Am I a horrible mother? Am I even worse than Cersei? After all, she never left her children's side.

"I will never be able to forgive myself if you never see him grow up." Robb said in a low voice.

"Me? Both of us are supposed to see him grow up. Not just me." I whispered.

"Of course, but you in particular. If there was a chance for me to do this without you, I would do it. But I need your help." He said.

"And here I thought you couldn't handle being away from me." I joked.

"I would barely manage to do so, but if I had to choose… you would stay with him."

"To tell you the truth, I would probably choose the same. But there is no choice. Just one path, and we are both taking it."

"If we fail, at least we will fail together." He said, and he kissed the back of my hand.

"Oh, shut up." I whispered with a smile on my face. I kissed my son's forehead, and I slowly started walking away from him. The pain was not just an emotional pain. My chest is actually hurting.

"This is the right thing Elena." Robb said. I wasn't sure if he is reassuring me, or himself, but I didn't question him." No matter what, he will live. Even if you and I both die, father will keep him alive." he said, and I nodded. There was always that plan. If we lose the war, Rickard will be long gone from Winterfell, even before my father thinks to kill my only child. And even if it calmed me, it was a last resort.

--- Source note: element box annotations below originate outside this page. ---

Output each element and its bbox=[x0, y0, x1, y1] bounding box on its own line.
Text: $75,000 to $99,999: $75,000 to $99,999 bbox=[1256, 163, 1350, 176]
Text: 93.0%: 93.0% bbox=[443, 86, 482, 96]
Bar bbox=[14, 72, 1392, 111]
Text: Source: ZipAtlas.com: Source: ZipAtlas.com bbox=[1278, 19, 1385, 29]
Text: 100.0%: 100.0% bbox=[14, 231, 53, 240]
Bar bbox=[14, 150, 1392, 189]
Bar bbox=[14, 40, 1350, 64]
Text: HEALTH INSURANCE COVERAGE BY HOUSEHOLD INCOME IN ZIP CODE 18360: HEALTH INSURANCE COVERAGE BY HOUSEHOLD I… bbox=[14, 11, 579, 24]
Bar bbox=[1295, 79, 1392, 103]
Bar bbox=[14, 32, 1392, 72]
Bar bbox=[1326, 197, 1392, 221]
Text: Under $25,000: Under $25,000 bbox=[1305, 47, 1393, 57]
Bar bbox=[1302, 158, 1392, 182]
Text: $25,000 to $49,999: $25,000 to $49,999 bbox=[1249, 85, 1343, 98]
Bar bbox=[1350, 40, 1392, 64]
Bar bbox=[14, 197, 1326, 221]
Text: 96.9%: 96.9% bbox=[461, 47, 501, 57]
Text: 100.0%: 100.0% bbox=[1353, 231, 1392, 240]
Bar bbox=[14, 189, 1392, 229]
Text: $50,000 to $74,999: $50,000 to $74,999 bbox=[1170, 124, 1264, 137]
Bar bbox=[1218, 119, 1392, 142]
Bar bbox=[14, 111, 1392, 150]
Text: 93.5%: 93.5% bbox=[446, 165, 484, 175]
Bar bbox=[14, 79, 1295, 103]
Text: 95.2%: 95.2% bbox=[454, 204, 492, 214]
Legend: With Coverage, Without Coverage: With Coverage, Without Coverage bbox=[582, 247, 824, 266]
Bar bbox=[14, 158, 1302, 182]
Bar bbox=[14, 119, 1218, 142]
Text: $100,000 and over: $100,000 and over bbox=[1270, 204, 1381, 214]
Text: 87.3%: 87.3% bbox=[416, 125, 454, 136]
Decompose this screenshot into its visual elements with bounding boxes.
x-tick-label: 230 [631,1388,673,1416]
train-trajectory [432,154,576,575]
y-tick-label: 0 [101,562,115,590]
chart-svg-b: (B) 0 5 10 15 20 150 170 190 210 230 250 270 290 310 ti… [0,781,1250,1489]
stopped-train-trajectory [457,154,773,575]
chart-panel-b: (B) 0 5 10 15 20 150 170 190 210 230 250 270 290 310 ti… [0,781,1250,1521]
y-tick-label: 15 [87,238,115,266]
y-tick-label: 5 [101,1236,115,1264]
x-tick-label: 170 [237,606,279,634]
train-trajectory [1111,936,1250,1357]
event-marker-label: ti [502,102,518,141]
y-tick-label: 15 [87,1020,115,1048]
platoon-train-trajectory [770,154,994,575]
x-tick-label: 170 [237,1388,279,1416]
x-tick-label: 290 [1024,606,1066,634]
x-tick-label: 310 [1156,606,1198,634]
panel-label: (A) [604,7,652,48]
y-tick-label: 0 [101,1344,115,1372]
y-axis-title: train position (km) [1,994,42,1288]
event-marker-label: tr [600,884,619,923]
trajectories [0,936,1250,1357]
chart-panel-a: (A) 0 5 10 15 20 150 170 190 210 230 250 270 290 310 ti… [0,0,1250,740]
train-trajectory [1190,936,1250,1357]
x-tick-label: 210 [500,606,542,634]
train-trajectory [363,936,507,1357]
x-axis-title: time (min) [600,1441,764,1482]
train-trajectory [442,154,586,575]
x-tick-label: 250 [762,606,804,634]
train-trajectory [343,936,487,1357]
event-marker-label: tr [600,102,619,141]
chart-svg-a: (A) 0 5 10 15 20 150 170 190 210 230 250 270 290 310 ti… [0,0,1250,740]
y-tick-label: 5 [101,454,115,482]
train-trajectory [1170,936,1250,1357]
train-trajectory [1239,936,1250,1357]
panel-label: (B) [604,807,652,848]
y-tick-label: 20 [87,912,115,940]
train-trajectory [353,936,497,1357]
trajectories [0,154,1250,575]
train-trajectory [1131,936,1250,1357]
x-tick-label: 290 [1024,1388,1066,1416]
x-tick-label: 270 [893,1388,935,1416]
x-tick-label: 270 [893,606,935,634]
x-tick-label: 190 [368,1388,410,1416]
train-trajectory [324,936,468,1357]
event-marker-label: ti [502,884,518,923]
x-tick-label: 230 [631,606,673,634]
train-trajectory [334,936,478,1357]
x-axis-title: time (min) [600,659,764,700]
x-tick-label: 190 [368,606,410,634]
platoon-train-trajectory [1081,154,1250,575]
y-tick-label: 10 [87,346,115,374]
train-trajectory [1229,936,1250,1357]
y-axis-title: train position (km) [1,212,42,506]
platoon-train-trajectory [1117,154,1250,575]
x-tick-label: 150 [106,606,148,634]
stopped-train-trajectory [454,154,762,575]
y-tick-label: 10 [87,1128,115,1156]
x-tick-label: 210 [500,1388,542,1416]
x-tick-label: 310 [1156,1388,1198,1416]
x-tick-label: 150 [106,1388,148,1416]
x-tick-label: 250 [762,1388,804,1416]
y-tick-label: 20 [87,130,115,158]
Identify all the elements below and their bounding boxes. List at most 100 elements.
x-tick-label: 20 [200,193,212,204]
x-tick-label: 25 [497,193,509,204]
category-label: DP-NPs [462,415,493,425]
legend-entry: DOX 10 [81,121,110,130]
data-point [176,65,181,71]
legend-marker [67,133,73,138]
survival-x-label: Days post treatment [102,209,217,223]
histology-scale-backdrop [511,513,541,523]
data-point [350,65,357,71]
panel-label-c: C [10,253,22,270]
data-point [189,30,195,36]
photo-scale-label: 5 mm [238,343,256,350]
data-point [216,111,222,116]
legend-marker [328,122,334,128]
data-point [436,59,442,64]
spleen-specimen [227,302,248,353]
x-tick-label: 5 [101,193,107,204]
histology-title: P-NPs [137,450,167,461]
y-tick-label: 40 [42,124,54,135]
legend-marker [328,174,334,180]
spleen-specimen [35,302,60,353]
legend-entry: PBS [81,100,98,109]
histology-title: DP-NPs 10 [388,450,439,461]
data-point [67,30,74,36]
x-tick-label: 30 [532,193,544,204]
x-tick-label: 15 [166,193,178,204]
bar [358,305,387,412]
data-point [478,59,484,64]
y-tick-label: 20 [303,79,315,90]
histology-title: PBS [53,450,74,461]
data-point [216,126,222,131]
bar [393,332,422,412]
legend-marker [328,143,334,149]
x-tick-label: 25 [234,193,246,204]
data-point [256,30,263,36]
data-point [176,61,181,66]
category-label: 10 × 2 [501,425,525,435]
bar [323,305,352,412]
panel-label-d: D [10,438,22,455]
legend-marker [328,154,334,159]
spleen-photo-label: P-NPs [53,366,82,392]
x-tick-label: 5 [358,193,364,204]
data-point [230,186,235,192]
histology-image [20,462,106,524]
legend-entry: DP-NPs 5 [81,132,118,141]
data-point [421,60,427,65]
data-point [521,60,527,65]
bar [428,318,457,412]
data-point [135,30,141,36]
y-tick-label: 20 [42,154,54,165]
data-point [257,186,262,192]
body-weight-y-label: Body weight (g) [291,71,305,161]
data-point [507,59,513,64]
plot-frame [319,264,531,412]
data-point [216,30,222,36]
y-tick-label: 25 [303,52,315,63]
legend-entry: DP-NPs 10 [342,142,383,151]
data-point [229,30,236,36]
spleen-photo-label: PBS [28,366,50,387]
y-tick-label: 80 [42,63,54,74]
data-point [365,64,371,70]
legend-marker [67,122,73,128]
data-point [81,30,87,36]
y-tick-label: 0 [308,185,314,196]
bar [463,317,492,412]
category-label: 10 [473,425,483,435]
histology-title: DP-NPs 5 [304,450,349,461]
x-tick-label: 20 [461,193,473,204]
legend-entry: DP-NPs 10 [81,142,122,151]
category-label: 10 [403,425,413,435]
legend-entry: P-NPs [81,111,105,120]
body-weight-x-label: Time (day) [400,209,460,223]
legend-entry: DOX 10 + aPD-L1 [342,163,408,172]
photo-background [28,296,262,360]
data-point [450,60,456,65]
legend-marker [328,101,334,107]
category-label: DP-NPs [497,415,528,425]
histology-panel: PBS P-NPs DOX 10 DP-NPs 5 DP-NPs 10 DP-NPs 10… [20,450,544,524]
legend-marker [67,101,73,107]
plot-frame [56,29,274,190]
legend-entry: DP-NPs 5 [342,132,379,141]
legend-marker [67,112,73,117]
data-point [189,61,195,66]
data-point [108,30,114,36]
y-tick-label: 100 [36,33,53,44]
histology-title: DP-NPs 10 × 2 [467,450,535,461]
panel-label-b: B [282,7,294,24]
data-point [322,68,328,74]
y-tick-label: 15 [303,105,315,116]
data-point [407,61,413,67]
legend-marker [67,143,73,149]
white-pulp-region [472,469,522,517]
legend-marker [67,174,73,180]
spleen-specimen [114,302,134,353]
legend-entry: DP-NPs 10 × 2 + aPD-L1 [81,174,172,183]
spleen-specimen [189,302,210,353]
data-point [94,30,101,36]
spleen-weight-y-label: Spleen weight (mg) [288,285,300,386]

"I can't." I whispered with tears in my eyes." Let's just walk away. If I stay another second, I'll never leave his side." I said. Robb put his hand on my shoulders and he walked me out of the room. There were tears in his eyes too. He might have a strong exterior, but I know very well that on the inside, he feels just as bad as I do.

I repeated to myself that this is the best for my son. I was still repeating that as I mounted the horse. the entire army was already marching and riding, only Robb, Gendry, Tyrion, Jon, Catelyn and I remained, as well as about a 100 soldiers that were our guards for the night.

Ned was the only one who was still awake. And that was for the best.

I waited as he said goodbye to his wife and son, and then he approached me.

"Please, take care of him." I said as he petted the horse I was on.

"And you of him." He said, and I nodded, knowing very well what he meant with that." I trust the two of you, Elena. I trust Catelyn too. If anyone can do this, it's the three of you."

"I hope you are right Lord Stark." I whispered.

"Ned." He corrected me, once again, with a smile." Farewell Elena."

"Farewell Ned." I said with a smile, and only moments later, we were riding.

Riding away from Winterfell and from a pretty large part of my family. I did not dare and look behind. I know very well what I'm leaving. I do not need to look at that. As long as I don't turn around, there is a chance I won't change my mind before it's too late.

I have my brother with me. I have Catelyn, who is the only mother I ever knew. I have Gendry and Jon, my friends who I see as brothers. And I have Robb. Always, I always have Robb.